Doing mathematics without number sense is like strumming a guitar without knowing chords or playing soccer without fundamental ball skills.  Creativity is severely hampered and expertise is impossible.  To expand their potential in any discipline students need language proficiency and a teacher to help them acquire it.  The expert instructor knows this and starts every math class with fluency practice.

The tools and methods to deliver fluency differ from teacher to teacher, but the practitioners are bound by a few immutable characteristics:

  • 25-35% of their math block is devoted to fluency.

  • They begin class with student activity rather than passivity.

  • They facilitate practice using as few words as possible.

  • Their problem sequences start simple and gradually get harder, but always end with every student succeeding.

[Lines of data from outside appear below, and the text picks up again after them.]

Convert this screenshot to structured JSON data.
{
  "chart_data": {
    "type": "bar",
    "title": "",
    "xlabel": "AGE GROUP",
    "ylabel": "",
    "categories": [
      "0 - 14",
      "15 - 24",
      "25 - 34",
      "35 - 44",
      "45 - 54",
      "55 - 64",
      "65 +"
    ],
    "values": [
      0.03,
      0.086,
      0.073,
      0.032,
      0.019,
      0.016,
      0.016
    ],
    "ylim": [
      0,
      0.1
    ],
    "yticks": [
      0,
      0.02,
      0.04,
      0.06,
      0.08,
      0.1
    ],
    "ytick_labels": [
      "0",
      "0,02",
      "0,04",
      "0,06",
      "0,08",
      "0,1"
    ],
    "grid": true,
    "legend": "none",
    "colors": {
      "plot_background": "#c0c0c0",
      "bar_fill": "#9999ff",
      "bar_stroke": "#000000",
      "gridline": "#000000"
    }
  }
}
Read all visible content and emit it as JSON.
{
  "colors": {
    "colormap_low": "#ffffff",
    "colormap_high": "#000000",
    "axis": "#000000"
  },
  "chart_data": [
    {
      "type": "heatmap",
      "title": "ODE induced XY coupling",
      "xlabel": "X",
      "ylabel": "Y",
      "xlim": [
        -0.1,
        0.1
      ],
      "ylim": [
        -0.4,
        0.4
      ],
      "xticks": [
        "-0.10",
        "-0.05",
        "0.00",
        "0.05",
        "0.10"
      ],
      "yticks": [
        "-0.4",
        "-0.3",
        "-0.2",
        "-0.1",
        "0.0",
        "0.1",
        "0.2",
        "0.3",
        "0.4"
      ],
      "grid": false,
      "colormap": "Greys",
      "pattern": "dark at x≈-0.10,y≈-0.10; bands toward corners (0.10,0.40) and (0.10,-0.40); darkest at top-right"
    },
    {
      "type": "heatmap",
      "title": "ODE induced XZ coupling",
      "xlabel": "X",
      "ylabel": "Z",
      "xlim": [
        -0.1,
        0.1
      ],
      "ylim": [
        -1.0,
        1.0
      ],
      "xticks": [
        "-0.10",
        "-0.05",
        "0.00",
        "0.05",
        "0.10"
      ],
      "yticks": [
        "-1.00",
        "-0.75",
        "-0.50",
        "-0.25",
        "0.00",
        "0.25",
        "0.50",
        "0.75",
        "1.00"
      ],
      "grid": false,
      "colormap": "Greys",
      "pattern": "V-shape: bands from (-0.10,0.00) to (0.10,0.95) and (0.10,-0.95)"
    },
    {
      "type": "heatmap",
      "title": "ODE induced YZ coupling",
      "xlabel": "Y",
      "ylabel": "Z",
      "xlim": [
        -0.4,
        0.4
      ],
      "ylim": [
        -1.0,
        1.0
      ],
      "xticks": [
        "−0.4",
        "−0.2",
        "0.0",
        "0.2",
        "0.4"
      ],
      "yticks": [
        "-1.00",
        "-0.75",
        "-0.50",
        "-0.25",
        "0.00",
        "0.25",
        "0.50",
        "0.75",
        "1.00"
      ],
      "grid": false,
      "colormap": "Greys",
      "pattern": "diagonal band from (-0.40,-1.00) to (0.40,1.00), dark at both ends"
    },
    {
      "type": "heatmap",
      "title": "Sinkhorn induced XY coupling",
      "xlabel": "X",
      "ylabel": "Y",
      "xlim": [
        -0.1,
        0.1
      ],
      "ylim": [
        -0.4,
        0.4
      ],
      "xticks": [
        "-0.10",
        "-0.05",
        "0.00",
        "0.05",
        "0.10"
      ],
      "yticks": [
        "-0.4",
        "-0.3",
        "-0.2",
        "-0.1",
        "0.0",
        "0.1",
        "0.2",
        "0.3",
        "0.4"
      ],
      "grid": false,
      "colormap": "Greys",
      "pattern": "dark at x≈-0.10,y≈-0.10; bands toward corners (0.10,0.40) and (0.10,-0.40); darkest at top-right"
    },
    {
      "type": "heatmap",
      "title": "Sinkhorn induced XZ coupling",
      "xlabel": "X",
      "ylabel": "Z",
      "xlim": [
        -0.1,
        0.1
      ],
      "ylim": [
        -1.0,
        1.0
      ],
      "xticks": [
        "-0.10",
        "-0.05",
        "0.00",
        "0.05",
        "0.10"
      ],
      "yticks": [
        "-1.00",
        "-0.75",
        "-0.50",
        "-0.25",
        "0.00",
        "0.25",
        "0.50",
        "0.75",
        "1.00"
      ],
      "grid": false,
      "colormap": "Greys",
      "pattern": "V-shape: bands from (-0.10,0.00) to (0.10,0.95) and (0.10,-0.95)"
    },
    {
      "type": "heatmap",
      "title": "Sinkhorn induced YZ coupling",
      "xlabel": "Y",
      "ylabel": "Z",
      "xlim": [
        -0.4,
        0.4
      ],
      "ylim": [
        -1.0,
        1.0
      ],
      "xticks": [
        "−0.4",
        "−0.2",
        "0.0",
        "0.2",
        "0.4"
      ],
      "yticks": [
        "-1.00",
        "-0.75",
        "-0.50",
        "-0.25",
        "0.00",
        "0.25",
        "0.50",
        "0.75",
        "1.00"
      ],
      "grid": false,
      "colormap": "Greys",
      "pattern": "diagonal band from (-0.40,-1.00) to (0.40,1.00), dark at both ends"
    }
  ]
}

If mathematical eloquence provides students access to more complexity within the discipline, then teachers need to spend significant time developing its language.  Building number sense rarely occurs outside of math class, so fluency practice requires a significant time commitment – no less than 15 minutes of each one-hour class period.  Anything less makes the ensuing problem solving, lessons, and independent practice inaccessible.

Acquiring language requires focused concentration and intensive practice.  This only occurs when learners are actively practicing.  Responding to teacher prompts is the expectation, opting out is defiance, and cooperative passivity is non-existent.  Regularly solving six or more problems/minute, students experience math as a verb rather than a subject.

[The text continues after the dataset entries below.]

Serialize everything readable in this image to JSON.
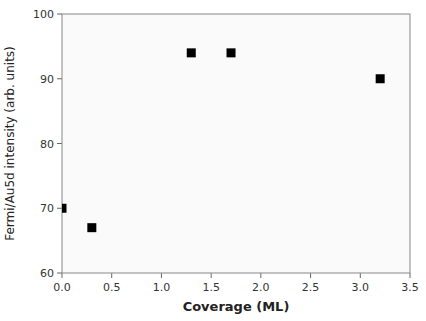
{
  "chart_data": {
    "type": "scatter",
    "x": [
      0.0,
      0.3,
      1.3,
      1.7,
      3.2
    ],
    "y": [
      70.0,
      67.0,
      94.0,
      94.0,
      90.0
    ],
    "marker": "square",
    "color": "#000000",
    "xlabel": "Coverage (ML)",
    "ylabel": "Fermi/Au5d intensity (arb. units)",
    "xlim": [
      0.0,
      3.5
    ],
    "ylim": [
      60,
      100
    ],
    "xticks": [
      {
        "value": 0.0,
        "label": "0.0"
      },
      0.5,
      {
        "value": 1.0,
        "label": "1.0"
      },
      1.5,
      {
        "value": 2.0,
        "label": "2.0"
      },
      2.5,
      {
        "value": 3.0,
        "label": "3.0"
      },
      3.5
    ],
    "yticks": [
      60,
      70,
      80,
      90,
      100
    ],
    "grid": false
  }
}
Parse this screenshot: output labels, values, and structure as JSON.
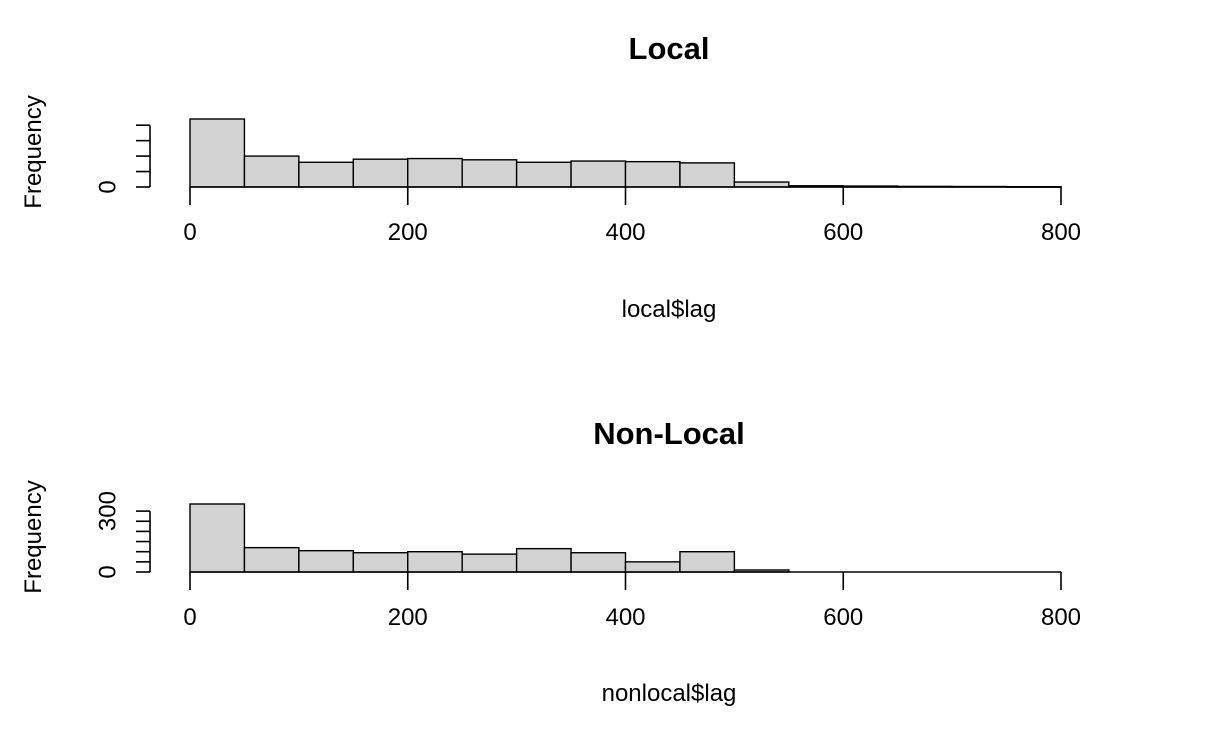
{
  "chart_data": [
    {
      "type": "bar",
      "title": "Local",
      "xlabel": "local$lag",
      "ylabel": "Frequency",
      "bin_width": 50,
      "bin_starts": [
        0,
        50,
        100,
        150,
        200,
        250,
        300,
        350,
        400,
        450,
        500,
        550,
        600,
        650,
        700,
        750
      ],
      "values": [
        1100,
        500,
        400,
        450,
        460,
        440,
        400,
        420,
        410,
        390,
        80,
        20,
        15,
        10,
        8,
        5
      ],
      "xlim": [
        0,
        800
      ],
      "ylim": [
        0,
        1100
      ],
      "x_ticks": [
        0,
        200,
        400,
        600,
        800
      ],
      "y_ticks": [
        0,
        250,
        500,
        750,
        1000
      ],
      "y_tick_labels": [
        "0",
        "",
        "",
        "",
        ""
      ]
    },
    {
      "type": "bar",
      "title": "Non-Local",
      "xlabel": "nonlocal$lag",
      "ylabel": "Frequency",
      "bin_width": 50,
      "bin_starts": [
        0,
        50,
        100,
        150,
        200,
        250,
        300,
        350,
        400,
        450,
        500
      ],
      "values": [
        335,
        120,
        105,
        95,
        100,
        88,
        115,
        95,
        50,
        100,
        10
      ],
      "xlim": [
        0,
        800
      ],
      "ylim": [
        0,
        335
      ],
      "x_ticks": [
        0,
        200,
        400,
        600,
        800
      ],
      "y_ticks": [
        0,
        50,
        100,
        150,
        200,
        250,
        300
      ],
      "y_tick_labels": [
        "0",
        "",
        "",
        "",
        "",
        "",
        "300"
      ]
    }
  ]
}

Teachers stimulate participation through succinct directives that produce frequent student responses, aiming for children to talk and/or write as much or more than they do.  This requires them to facilitate drills with hyper-brevity – a practice of saying all that needs to be said, but nothing else.

The phrase What’s three times five? is better than asking What is the answer to three times five? because it conveys the same question using half as many words.

Stating Three times five with a questioning intonation is an improvement on the latter.

Saying Three-five while crossing arms in a multiplication symbol is better still.

Teachers who sustain clear, concise prompts drastically increase student practice, and are more pleasing to the ear.

Although delivery modes vary, all fluency work follows a simple to complex trajectory that - in the end - circles back to something easy. This is accomplished through carefully sequenced problems that gradually become harder.

The master teacher orchestrates their drills by slowly stretching their students’ collective fluency comfort, but exiting the exercise before the class’ energy and enthusiasm fractures.Every activity concludes with an easy problem, so that each students’ last memory is success (see examples on right).